Requirements for Comedy
- Be mostly stupid. Comedy doesn’t require you to think scientifically, or mathematically, or philosophically, or logically. You can let your intellect blow away on the breeze, if you like. Or you can let it slip down into your crotch, into your underclothes (front or back, it doesn’t really matter), and then use the groin area for much of your thinking.
- Hyperbole greased over by exaggeration and enflamed with excessive lies. Tell lies at every turn. Life isn’t interesting enough for the comedy scene, so spice it up! Make the story funny by adding flavor on the flavor. Never settle for mediocre anything. If the main character is about to die, say they died, not only once, but twice. Let them be eaten by the wild animal, run over by speeding traffic, burned by massive mixtures of chemicals, infested with alien eggs, shocked by putting both hands in the toaster, and consumed by a super colony of angry red ants.
- Wax political. Naturally, if you combine the first two ingredients for comedy, stupidity and hyperbole, you come up with a cauldron full of politics. Stir it together and create a magical monstrosity.

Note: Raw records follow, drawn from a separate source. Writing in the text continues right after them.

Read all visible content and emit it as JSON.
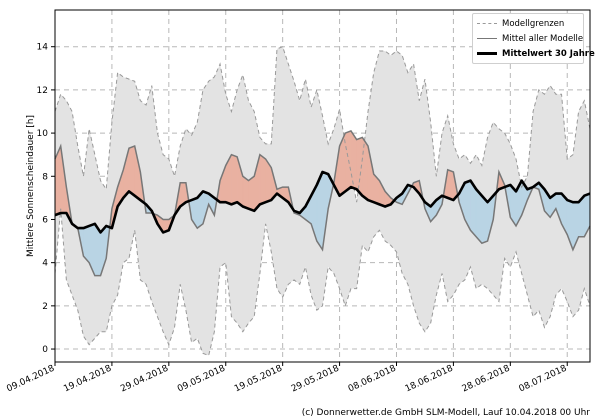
{
  "chart_data": {
    "type": "area",
    "ylabel": "Mittlere Sonnenscheindauer [h]",
    "xlabel": "",
    "ylim": [
      -0.6,
      15.7
    ],
    "yticks": [
      0,
      2,
      4,
      6,
      8,
      10,
      12,
      14
    ],
    "ytick_labels": [
      "0",
      "2",
      "4",
      "6",
      "8",
      "10",
      "12",
      "14"
    ],
    "x_range_days": [
      0,
      94
    ],
    "xticks_days": [
      0,
      10,
      20,
      30,
      40,
      50,
      60,
      70,
      80,
      90
    ],
    "xtick_labels": [
      "09.04.2018",
      "19.04.2018",
      "29.04.2018",
      "09.05.2018",
      "19.05.2018",
      "29.05.2018",
      "08.06.2018",
      "18.06.2018",
      "28.06.2018",
      "08.07.2018"
    ],
    "grid": true,
    "legend_position": "top-right",
    "legend": [
      "Modellgrenzen",
      "Mittel aller Modelle",
      "Mittelwert 30 Jahre"
    ],
    "colors": {
      "band_fill": "#e3e3e3",
      "band_line": "#999999",
      "above_fill": "#e9b1a1",
      "below_fill": "#b9d4e4",
      "mean_models": "#777777",
      "climatology": "#000000"
    },
    "series": [
      {
        "name": "Modellgrenzen (max)",
        "x": [
          0,
          1,
          2,
          3,
          4,
          5,
          6,
          7,
          8,
          9,
          10,
          11,
          12,
          13,
          14,
          15,
          16,
          17,
          18,
          19,
          20,
          21,
          22,
          23,
          24,
          25,
          26,
          27,
          28,
          29,
          30,
          31,
          32,
          33,
          34,
          35,
          36,
          37,
          38,
          39,
          40,
          41,
          42,
          43,
          44,
          45,
          46,
          47,
          48,
          49,
          50,
          51,
          52,
          53,
          54,
          55,
          56,
          57,
          58,
          59,
          60,
          61,
          62,
          63,
          64,
          65,
          66,
          67,
          68,
          69,
          70,
          71,
          72,
          73,
          74,
          75,
          76,
          77,
          78,
          79,
          80,
          81,
          82,
          83,
          84,
          85,
          86,
          87,
          88,
          89,
          90,
          91,
          92,
          93,
          94
        ],
        "values": [
          11.0,
          11.8,
          11.5,
          11.0,
          9.4,
          8.0,
          10.2,
          9.0,
          7.8,
          7.4,
          10.5,
          12.8,
          12.6,
          12.5,
          12.4,
          11.5,
          11.3,
          12.2,
          10.0,
          9.0,
          8.8,
          8.0,
          9.4,
          10.2,
          9.9,
          10.5,
          12.0,
          12.4,
          12.6,
          13.2,
          11.8,
          11.0,
          12.0,
          12.7,
          11.5,
          11.0,
          9.8,
          9.5,
          9.5,
          13.9,
          14.0,
          13.2,
          12.4,
          11.5,
          12.5,
          11.2,
          12.0,
          10.8,
          9.5,
          10.2,
          11.1,
          9.5,
          8.2,
          6.8,
          8.8,
          11.0,
          12.8,
          13.8,
          13.8,
          13.6,
          13.8,
          13.6,
          12.8,
          13.2,
          11.5,
          12.5,
          10.5,
          8.0,
          10.0,
          10.8,
          9.5,
          8.8,
          9.0,
          8.6,
          9.0,
          8.5,
          9.8,
          10.5,
          10.2,
          10.0,
          9.5,
          8.8,
          7.5,
          8.0,
          11.0,
          12.0,
          11.8,
          12.2,
          11.8,
          11.8,
          8.8,
          9.0,
          11.0,
          11.5,
          10.2
        ]
      },
      {
        "name": "Modellgrenzen (min)",
        "x": [
          0,
          1,
          2,
          3,
          4,
          5,
          6,
          7,
          8,
          9,
          10,
          11,
          12,
          13,
          14,
          15,
          16,
          17,
          18,
          19,
          20,
          21,
          22,
          23,
          24,
          25,
          26,
          27,
          28,
          29,
          30,
          31,
          32,
          33,
          34,
          35,
          36,
          37,
          38,
          39,
          40,
          41,
          42,
          43,
          44,
          45,
          46,
          47,
          48,
          49,
          50,
          51,
          52,
          53,
          54,
          55,
          56,
          57,
          58,
          59,
          60,
          61,
          62,
          63,
          64,
          65,
          66,
          67,
          68,
          69,
          70,
          71,
          72,
          73,
          74,
          75,
          76,
          77,
          78,
          79,
          80,
          81,
          82,
          83,
          84,
          85,
          86,
          87,
          88,
          89,
          90,
          91,
          92,
          93,
          94
        ],
        "values": [
          3.5,
          6.5,
          3.2,
          2.5,
          1.8,
          0.6,
          0.2,
          0.5,
          0.8,
          0.8,
          2.0,
          2.5,
          4.0,
          4.2,
          5.5,
          3.2,
          3.0,
          2.2,
          1.5,
          0.8,
          0.2,
          1.0,
          3.0,
          1.8,
          0.3,
          0.5,
          -0.2,
          -0.3,
          0.8,
          3.8,
          4.0,
          1.5,
          1.2,
          0.8,
          1.2,
          1.5,
          3.5,
          5.8,
          4.5,
          2.8,
          2.4,
          3.0,
          3.2,
          3.0,
          3.8,
          2.5,
          1.8,
          2.0,
          3.8,
          3.5,
          2.8,
          2.0,
          2.8,
          2.8,
          4.8,
          4.5,
          5.2,
          5.5,
          5.0,
          4.8,
          4.5,
          3.5,
          3.0,
          2.0,
          1.2,
          0.8,
          1.2,
          2.5,
          3.5,
          2.2,
          2.5,
          3.0,
          3.2,
          3.8,
          2.8,
          3.0,
          2.8,
          2.5,
          2.2,
          4.2,
          3.8,
          4.5,
          3.5,
          2.5,
          1.5,
          1.8,
          1.0,
          1.5,
          2.5,
          2.8,
          2.2,
          1.5,
          1.8,
          2.8,
          2.0
        ]
      },
      {
        "name": "Mittel aller Modelle",
        "x": [
          0,
          1,
          2,
          3,
          4,
          5,
          6,
          7,
          8,
          9,
          10,
          11,
          12,
          13,
          14,
          15,
          16,
          17,
          18,
          19,
          20,
          21,
          22,
          23,
          24,
          25,
          26,
          27,
          28,
          29,
          30,
          31,
          32,
          33,
          34,
          35,
          36,
          37,
          38,
          39,
          40,
          41,
          42,
          43,
          44,
          45,
          46,
          47,
          48,
          49,
          50,
          51,
          52,
          53,
          54,
          55,
          56,
          57,
          58,
          59,
          60,
          61,
          62,
          63,
          64,
          65,
          66,
          67,
          68,
          69,
          70,
          71,
          72,
          73,
          74,
          75,
          76,
          77,
          78,
          79,
          80,
          81,
          82,
          83,
          84,
          85,
          86,
          87,
          88,
          89,
          90,
          91,
          92,
          93,
          94
        ],
        "values": [
          8.8,
          9.4,
          7.5,
          5.8,
          5.6,
          4.3,
          4.0,
          3.4,
          3.4,
          4.2,
          6.5,
          7.5,
          8.3,
          9.3,
          9.4,
          8.2,
          6.3,
          6.3,
          6.2,
          6.0,
          6.0,
          6.2,
          7.7,
          7.7,
          6.0,
          5.6,
          5.8,
          6.7,
          6.2,
          7.8,
          8.5,
          9.0,
          8.9,
          8.0,
          7.8,
          8.0,
          9.0,
          8.8,
          8.4,
          7.4,
          7.5,
          7.5,
          6.3,
          6.2,
          6.0,
          5.8,
          5.0,
          4.6,
          6.5,
          7.7,
          9.4,
          10.0,
          10.1,
          9.7,
          9.8,
          9.4,
          8.1,
          7.8,
          7.3,
          7.0,
          6.8,
          6.7,
          7.2,
          7.7,
          7.8,
          6.5,
          5.9,
          6.2,
          6.7,
          8.3,
          8.2,
          6.8,
          6.0,
          5.5,
          5.2,
          4.9,
          5.0,
          6.0,
          8.2,
          7.6,
          6.1,
          5.7,
          6.2,
          6.9,
          7.5,
          7.4,
          6.4,
          6.1,
          6.5,
          5.8,
          5.3,
          4.6,
          5.2,
          5.2,
          5.7
        ]
      },
      {
        "name": "Mittelwert 30 Jahre",
        "x": [
          0,
          1,
          2,
          3,
          4,
          5,
          6,
          7,
          8,
          9,
          10,
          11,
          12,
          13,
          14,
          15,
          16,
          17,
          18,
          19,
          20,
          21,
          22,
          23,
          24,
          25,
          26,
          27,
          28,
          29,
          30,
          31,
          32,
          33,
          34,
          35,
          36,
          37,
          38,
          39,
          40,
          41,
          42,
          43,
          44,
          45,
          46,
          47,
          48,
          49,
          50,
          51,
          52,
          53,
          54,
          55,
          56,
          57,
          58,
          59,
          60,
          61,
          62,
          63,
          64,
          65,
          66,
          67,
          68,
          69,
          70,
          71,
          72,
          73,
          74,
          75,
          76,
          77,
          78,
          79,
          80,
          81,
          82,
          83,
          84,
          85,
          86,
          87,
          88,
          89,
          90,
          91,
          92,
          93,
          94
        ],
        "values": [
          6.2,
          6.3,
          6.3,
          5.8,
          5.6,
          5.6,
          5.7,
          5.8,
          5.4,
          5.7,
          5.6,
          6.6,
          7.0,
          7.3,
          7.1,
          6.9,
          6.7,
          6.4,
          5.8,
          5.4,
          5.5,
          6.2,
          6.6,
          6.8,
          6.9,
          7.0,
          7.3,
          7.2,
          7.0,
          6.8,
          6.8,
          6.7,
          6.8,
          6.6,
          6.5,
          6.4,
          6.7,
          6.8,
          6.9,
          7.2,
          7.0,
          6.8,
          6.4,
          6.3,
          6.6,
          7.1,
          7.6,
          8.2,
          8.1,
          7.6,
          7.1,
          7.3,
          7.5,
          7.4,
          7.1,
          6.9,
          6.8,
          6.7,
          6.6,
          6.7,
          7.0,
          7.2,
          7.6,
          7.5,
          7.2,
          6.8,
          6.6,
          6.9,
          7.1,
          7.0,
          6.9,
          7.2,
          7.7,
          7.8,
          7.4,
          7.1,
          6.8,
          7.1,
          7.4,
          7.5,
          7.6,
          7.3,
          7.8,
          7.4,
          7.5,
          7.7,
          7.4,
          7.0,
          7.2,
          7.2,
          6.9,
          6.8,
          6.8,
          7.1,
          7.2
        ]
      }
    ]
  },
  "footer": {
    "credit": "(c) Donnerwetter.de GmbH SLM-Modell, Lauf 10.04.2018 00 Uhr"
  }
}
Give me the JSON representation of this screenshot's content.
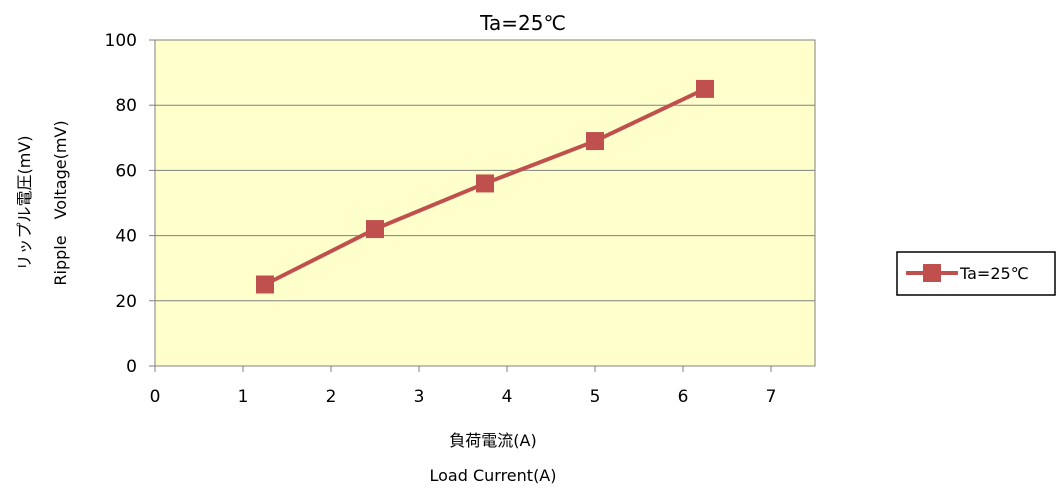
{
  "chart_data": {
    "type": "line",
    "title": "Ta=25℃",
    "xlabel_line1": "負荷電流(A)",
    "xlabel_line2": "Load Current(A)",
    "ylabel_line1": "リップル電圧(mV)",
    "ylabel_line2": "Ripple　Voltage(mV)",
    "xlim": [
      0,
      7.5
    ],
    "ylim": [
      0,
      100
    ],
    "x_ticks": [
      "0",
      "1",
      "2",
      "3",
      "4",
      "5",
      "6",
      "7"
    ],
    "y_ticks": [
      "0",
      "20",
      "40",
      "60",
      "80",
      "100"
    ],
    "grid": true,
    "legend_position": "right",
    "series": [
      {
        "name": "Ta=25℃",
        "x": [
          1.25,
          2.5,
          3.75,
          5.0,
          6.25
        ],
        "y": [
          25,
          42,
          56,
          69,
          85
        ],
        "color": "#c0504d"
      }
    ],
    "plot_background": "#ffffcc"
  }
}
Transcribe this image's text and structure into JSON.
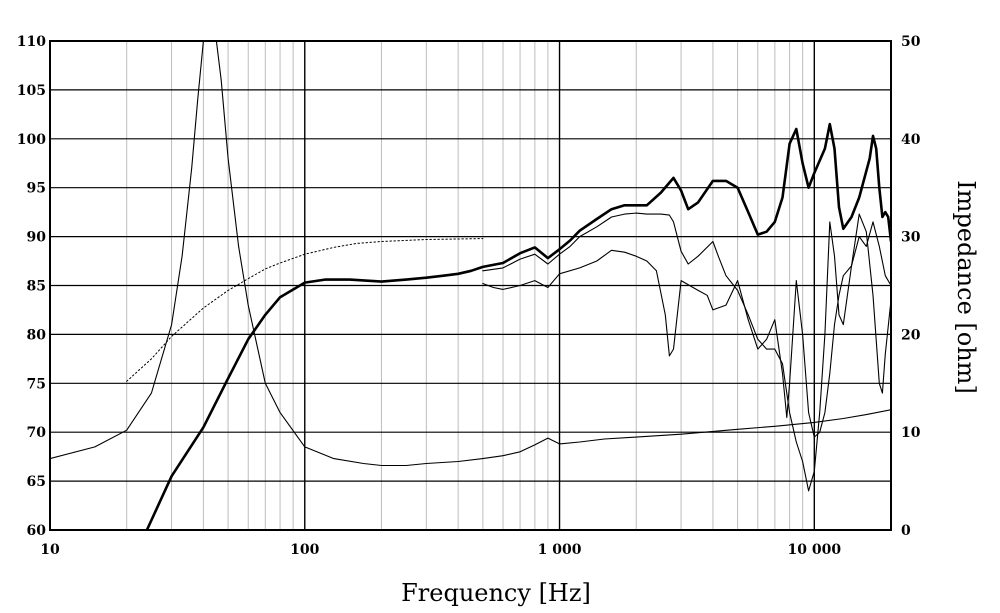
{
  "chart_data": {
    "type": "line",
    "title": "",
    "xlabel": "Frequency [Hz]",
    "ylabel": "",
    "y2label": "Impedance [ohm]",
    "x_scale": "log",
    "xlim": [
      10,
      20000
    ],
    "ylim": [
      60,
      110
    ],
    "y2lim": [
      0,
      50
    ],
    "grid": true,
    "x_ticks": [
      {
        "value": 10,
        "label": "10"
      },
      {
        "value": 100,
        "label": "100"
      },
      {
        "value": 1000,
        "label": "1 000"
      },
      {
        "value": 10000,
        "label": "10 000"
      }
    ],
    "y_ticks": [
      {
        "value": 110,
        "label": "110"
      },
      {
        "value": 105,
        "label": "105"
      },
      {
        "value": 100,
        "label": "100"
      },
      {
        "value": 95,
        "label": "95"
      },
      {
        "value": 90,
        "label": "90"
      },
      {
        "value": 85,
        "label": "85"
      },
      {
        "value": 80,
        "label": "80"
      },
      {
        "value": 75,
        "label": "75"
      },
      {
        "value": 70,
        "label": "70"
      },
      {
        "value": 65,
        "label": "65"
      },
      {
        "value": 60,
        "label": "60"
      }
    ],
    "y2_ticks": [
      {
        "value": 50,
        "label": "50"
      },
      {
        "value": 40,
        "label": "40"
      },
      {
        "value": 30,
        "label": "30"
      },
      {
        "value": 20,
        "label": "20"
      },
      {
        "value": 10,
        "label": "10"
      },
      {
        "value": 0,
        "label": "0"
      }
    ],
    "series": [
      {
        "axis": "y",
        "style": "thick",
        "color": "#000000",
        "points": [
          [
            24,
            60
          ],
          [
            30,
            65.5
          ],
          [
            40,
            70.5
          ],
          [
            50,
            75.5
          ],
          [
            60,
            79.5
          ],
          [
            70,
            82
          ],
          [
            80,
            83.8
          ],
          [
            100,
            85.3
          ],
          [
            120,
            85.6
          ],
          [
            150,
            85.6
          ],
          [
            200,
            85.4
          ],
          [
            250,
            85.6
          ],
          [
            300,
            85.8
          ],
          [
            350,
            86
          ],
          [
            400,
            86.2
          ],
          [
            450,
            86.5
          ],
          [
            500,
            86.9
          ],
          [
            600,
            87.3
          ],
          [
            700,
            88.3
          ],
          [
            800,
            88.9
          ],
          [
            900,
            87.8
          ],
          [
            1000,
            88.7
          ],
          [
            1100,
            89.6
          ],
          [
            1200,
            90.6
          ],
          [
            1400,
            91.8
          ],
          [
            1600,
            92.8
          ],
          [
            1800,
            93.2
          ],
          [
            2000,
            93.2
          ],
          [
            2200,
            93.2
          ],
          [
            2500,
            94.5
          ],
          [
            2800,
            96
          ],
          [
            3000,
            94.7
          ],
          [
            3200,
            92.8
          ],
          [
            3500,
            93.5
          ],
          [
            4000,
            95.7
          ],
          [
            4500,
            95.7
          ],
          [
            5000,
            95
          ],
          [
            5500,
            92.5
          ],
          [
            6000,
            90.2
          ],
          [
            6500,
            90.5
          ],
          [
            7000,
            91.5
          ],
          [
            7500,
            94
          ],
          [
            8000,
            99.5
          ],
          [
            8500,
            101
          ],
          [
            9000,
            97.5
          ],
          [
            9500,
            95
          ],
          [
            10000,
            96.5
          ],
          [
            11000,
            99
          ],
          [
            11500,
            101.5
          ],
          [
            12000,
            99
          ],
          [
            12500,
            93
          ],
          [
            13000,
            90.8
          ],
          [
            14000,
            92
          ],
          [
            15000,
            94
          ],
          [
            16500,
            98
          ],
          [
            17000,
            100.3
          ],
          [
            17500,
            99
          ],
          [
            18000,
            95
          ],
          [
            18500,
            92
          ],
          [
            19000,
            92.5
          ],
          [
            19500,
            92
          ],
          [
            20000,
            89.5
          ]
        ]
      },
      {
        "axis": "y",
        "style": "thin",
        "color": "#000000",
        "points": [
          [
            500,
            86.5
          ],
          [
            600,
            86.8
          ],
          [
            700,
            87.7
          ],
          [
            800,
            88.2
          ],
          [
            900,
            87.2
          ],
          [
            1000,
            88.2
          ],
          [
            1100,
            89
          ],
          [
            1200,
            90
          ],
          [
            1400,
            91
          ],
          [
            1600,
            92
          ],
          [
            1800,
            92.3
          ],
          [
            2000,
            92.4
          ],
          [
            2200,
            92.3
          ],
          [
            2500,
            92.3
          ],
          [
            2700,
            92.2
          ],
          [
            2800,
            91.5
          ],
          [
            3000,
            88.5
          ],
          [
            3200,
            87.2
          ],
          [
            3500,
            88
          ],
          [
            4000,
            89.5
          ],
          [
            4200,
            88
          ],
          [
            4500,
            86
          ],
          [
            5000,
            84.5
          ],
          [
            5500,
            82
          ],
          [
            6000,
            79.5
          ],
          [
            6500,
            78.5
          ],
          [
            7000,
            78.5
          ],
          [
            7500,
            77
          ],
          [
            8000,
            72
          ],
          [
            8500,
            69
          ],
          [
            9000,
            67
          ],
          [
            9500,
            64
          ],
          [
            10000,
            66
          ],
          [
            10500,
            72
          ],
          [
            11000,
            80
          ],
          [
            11500,
            91.5
          ],
          [
            12000,
            88
          ],
          [
            12500,
            82
          ],
          [
            13000,
            81
          ],
          [
            14000,
            87
          ],
          [
            15000,
            90
          ],
          [
            16000,
            89
          ],
          [
            17000,
            91.5
          ],
          [
            18000,
            89
          ],
          [
            19000,
            86
          ],
          [
            20000,
            85
          ]
        ]
      },
      {
        "axis": "y",
        "style": "thin",
        "color": "#000000",
        "points": [
          [
            500,
            85.2
          ],
          [
            550,
            84.8
          ],
          [
            600,
            84.6
          ],
          [
            700,
            85
          ],
          [
            800,
            85.5
          ],
          [
            900,
            84.8
          ],
          [
            1000,
            86.2
          ],
          [
            1200,
            86.8
          ],
          [
            1400,
            87.5
          ],
          [
            1600,
            88.6
          ],
          [
            1800,
            88.4
          ],
          [
            2000,
            88
          ],
          [
            2200,
            87.5
          ],
          [
            2400,
            86.5
          ],
          [
            2600,
            82
          ],
          [
            2700,
            77.8
          ],
          [
            2800,
            78.5
          ],
          [
            3000,
            85.5
          ],
          [
            3500,
            84.5
          ],
          [
            3800,
            84
          ],
          [
            4000,
            82.5
          ],
          [
            4500,
            83
          ],
          [
            5000,
            85.5
          ],
          [
            5500,
            81.5
          ],
          [
            6000,
            78.5
          ],
          [
            6500,
            79.5
          ],
          [
            7000,
            81.5
          ],
          [
            7500,
            76
          ],
          [
            7800,
            71.5
          ],
          [
            8000,
            75
          ],
          [
            8500,
            85.5
          ],
          [
            9000,
            80
          ],
          [
            9500,
            72
          ],
          [
            10000,
            69.5
          ],
          [
            10500,
            70
          ],
          [
            11000,
            72
          ],
          [
            11500,
            76
          ],
          [
            12000,
            81
          ],
          [
            12500,
            84
          ],
          [
            13000,
            86
          ],
          [
            14000,
            87
          ],
          [
            15000,
            92.3
          ],
          [
            16000,
            90.5
          ],
          [
            17000,
            84
          ],
          [
            18000,
            75
          ],
          [
            18500,
            74
          ],
          [
            19000,
            78
          ],
          [
            20000,
            83.5
          ]
        ]
      },
      {
        "axis": "y",
        "style": "dotted",
        "color": "#000000",
        "points": [
          [
            20,
            75.2
          ],
          [
            25,
            77.5
          ],
          [
            30,
            79.8
          ],
          [
            40,
            82.7
          ],
          [
            50,
            84.5
          ],
          [
            60,
            85.7
          ],
          [
            70,
            86.7
          ],
          [
            80,
            87.3
          ],
          [
            100,
            88.2
          ],
          [
            130,
            88.9
          ],
          [
            160,
            89.3
          ],
          [
            200,
            89.5
          ],
          [
            300,
            89.7
          ],
          [
            500,
            89.8
          ]
        ]
      },
      {
        "axis": "y2",
        "style": "thin",
        "color": "#000000",
        "points": [
          [
            10,
            7.3
          ],
          [
            15,
            8.5
          ],
          [
            20,
            10.2
          ],
          [
            25,
            14
          ],
          [
            30,
            21
          ],
          [
            33,
            28
          ],
          [
            36,
            37
          ],
          [
            38,
            44
          ],
          [
            40,
            50
          ],
          [
            42,
            50
          ],
          [
            45,
            50
          ],
          [
            47,
            46
          ],
          [
            50,
            38
          ],
          [
            55,
            29
          ],
          [
            60,
            23
          ],
          [
            70,
            15
          ],
          [
            80,
            12
          ],
          [
            100,
            8.5
          ],
          [
            130,
            7.3
          ],
          [
            170,
            6.8
          ],
          [
            200,
            6.6
          ],
          [
            250,
            6.6
          ],
          [
            300,
            6.8
          ],
          [
            400,
            7
          ],
          [
            500,
            7.3
          ],
          [
            600,
            7.6
          ],
          [
            700,
            8
          ],
          [
            800,
            8.7
          ],
          [
            900,
            9.4
          ],
          [
            1000,
            8.8
          ],
          [
            1200,
            9
          ],
          [
            1500,
            9.3
          ],
          [
            2000,
            9.5
          ],
          [
            3000,
            9.8
          ],
          [
            5000,
            10.3
          ],
          [
            7000,
            10.6
          ],
          [
            10000,
            11
          ],
          [
            13000,
            11.4
          ],
          [
            16000,
            11.8
          ],
          [
            20000,
            12.3
          ]
        ]
      }
    ]
  }
}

- Make comparisons of anything and everything. Not everything has an opposite, but everything can be compared to everything else. Because of this, comparisons are limitless, boundless, endless, not to mention, infinite. For instance, if you needed a punchline about nachos, let everyone ponder over how they’re so similar to fingers, wait the appropriate amount of time, then tell them how both go crunch when put them in a vice. Which brings us to our next requirement:
- Timing. It should be obvious to not start with the punchline, and it should be obvious to not give the punchline immediately after the lead-in. Let the audience stew over what you tell them. Make them guess a little. They may even come up with something clever and creative you hadn’t thought of yet. Along the same lines, some details should be given in rapid-fire fashion. Pace is part of timing, as much as correlation is. Pacing is not the art of walking across a stage then back again, but the art of sending the audience on a ride at the speed necessary—sometimes that speed is haltingly slow, other times it’s breakneck. Correlation means mixing topics. The art of correlation can be spectacular or disastrous. Having two jokes too close together can create a third mixed image in the audience’s minds. Say you talked or wrote about underwear in one instance and then about flavors and spices in the next. The reader or listener could potentially come away from that with a bizarre image of cooking in underwear. This is good or bad, depending on your intentions. Were you going for the gross-out? Or did you accidentally make your audience sick?
- Then, there’s the art of the obscene. Too many fart jokes will establish you as an amateur. Too many gross-outs will most likely turn people away. They’ll begin to avoid your brand of entertainment. Once they know what you’re about, they’ll print a mental category on you, and likely it’s where you’ll stay.